Den Vorwurf, dass die Sozialpartner gerade in dieser Frage eben nichts weitergebracht hätten, lässt Blaha nicht gelten. Die Sozialpartnerschaft sei "eben keine technokratische Lösungsmaschine, die auf Zuruf Lösungen ausspuckt. Es ist durchaus möglich, dass man in manchen Punkten nicht zu einem Ergebnis kommt, das für beide Seiten Vorteile hat". Manchmal dauere es eben auch Jahre, um in heiklen Fragen auf einen grünen Zweig zu kommen, ergänzt Tálos.

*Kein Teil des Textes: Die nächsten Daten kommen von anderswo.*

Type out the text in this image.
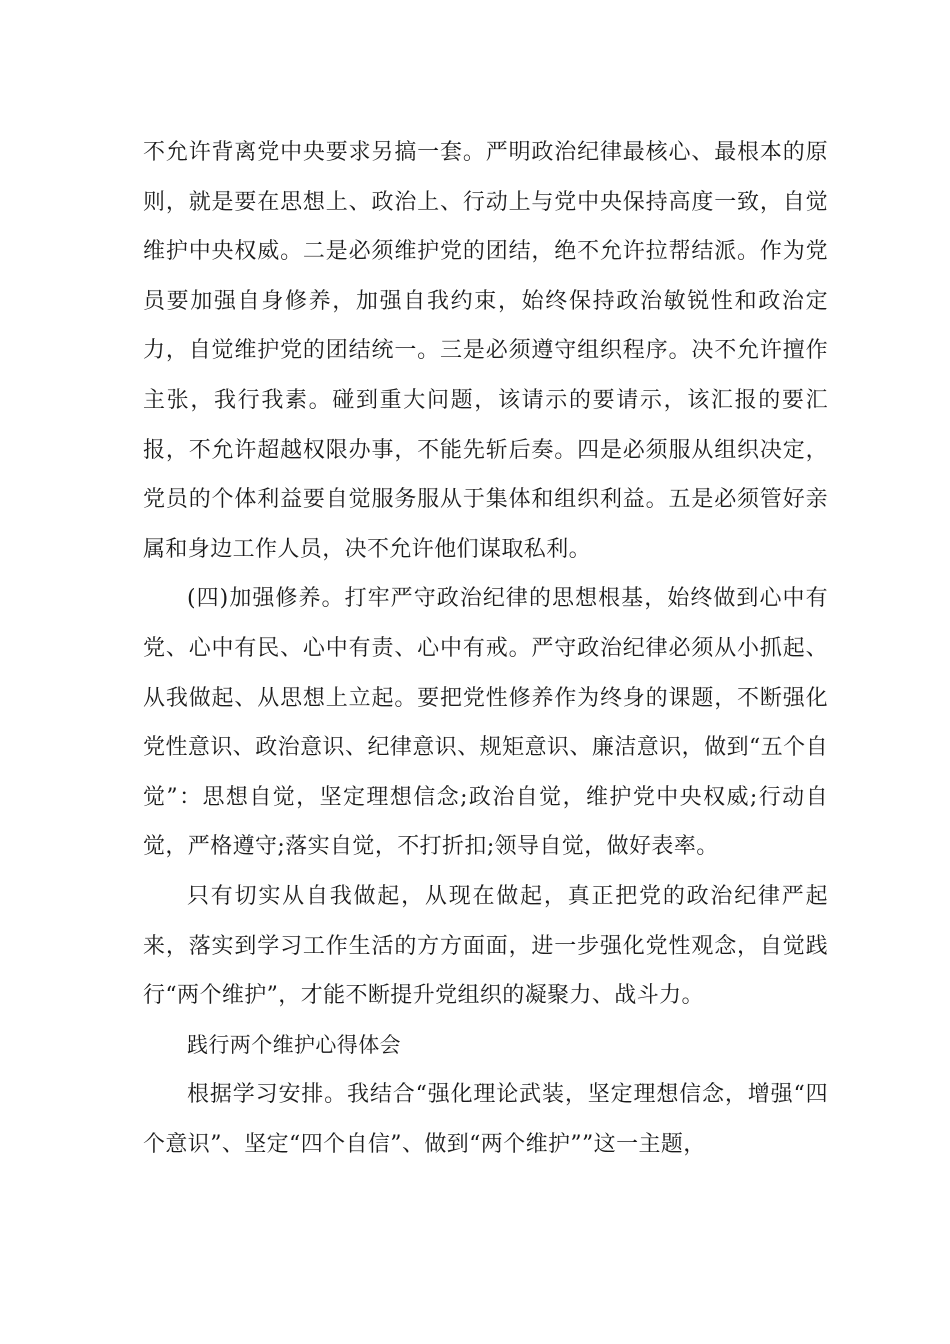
不允许背离党中央要求另搞一套。严明政治纪律最核心、最根本的原则，就是要在思想上、政治上、行动上与党中央保持高度一致，自觉维护中央权威。二是必须维护党的团结，绝不允许拉帮结派。作为党员要加强自身修养，加强自我约束，始终保持政治敏锐性和政治定力，自觉维护党的团结统一。三是必须遵守组织程序。决不允许擅作主张，我行我素。碰到重大问题，该请示的要请示，该汇报的要汇报，不允许超越权限办事，不能先斩后奏。四是必须服从组织决定，党员的个体利益要自觉服务服从于集体和组织利益。五是必须管好亲属和身边工作人员，决不允许他们谋取私利。

(四)加强修养。打牢严守政治纪律的思想根基，始终做到心中有党、心中有民、心中有责、心中有戒。严守政治纪律必须从小抓起、从我做起、从思想上立起。要把党性修养作为终身的课题，不断强化党性意识、政治意识、纪律意识、规矩意识、廉洁意识，做到“五个自觉”：思想自觉，坚定理想信念;政治自觉，维护党中央权威;行动自觉，严格遵守;落实自觉，不打折扣;领导自觉，做好表率。

只有切实从自我做起，从现在做起，真正把党的政治纪律严起来，落实到学习工作生活的方方面面，进一步强化党性观念，自觉践行“两个维护”，才能不断提升党组织的凝聚力、战斗力。

践行两个维护心得体会

根据学习安排。我结合“强化理论武装，坚定理想信念，增强“四个意识”、坚定“四个自信”、做到“两个维护””这一主题，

Aber haben nicht die Neos recht, wenn sie angesichts der üppigen Ausgaben der Wirtschaftskammer für den Opernball wieder einmal die Abschaffung der Pflichtmitgliedschaft fordern? Tálos hält dagegen: Am meisten leiden würden darunter die Arbeitnehmervertreter. Für die Wirtschaftsvertreter würde der Geldstrom kaum versiegen. Dafür würden potente Unternehmen oder die Industrie schon sorgen. Im Interesse der Wirtschaft könne das nicht sein, denn das Modell der Sozialpartner habe sich bewährt, so Tálos.

Zu den Aufgaben der Sozialpartner gehören nicht nur die Kollektivvertragsverhandlungen.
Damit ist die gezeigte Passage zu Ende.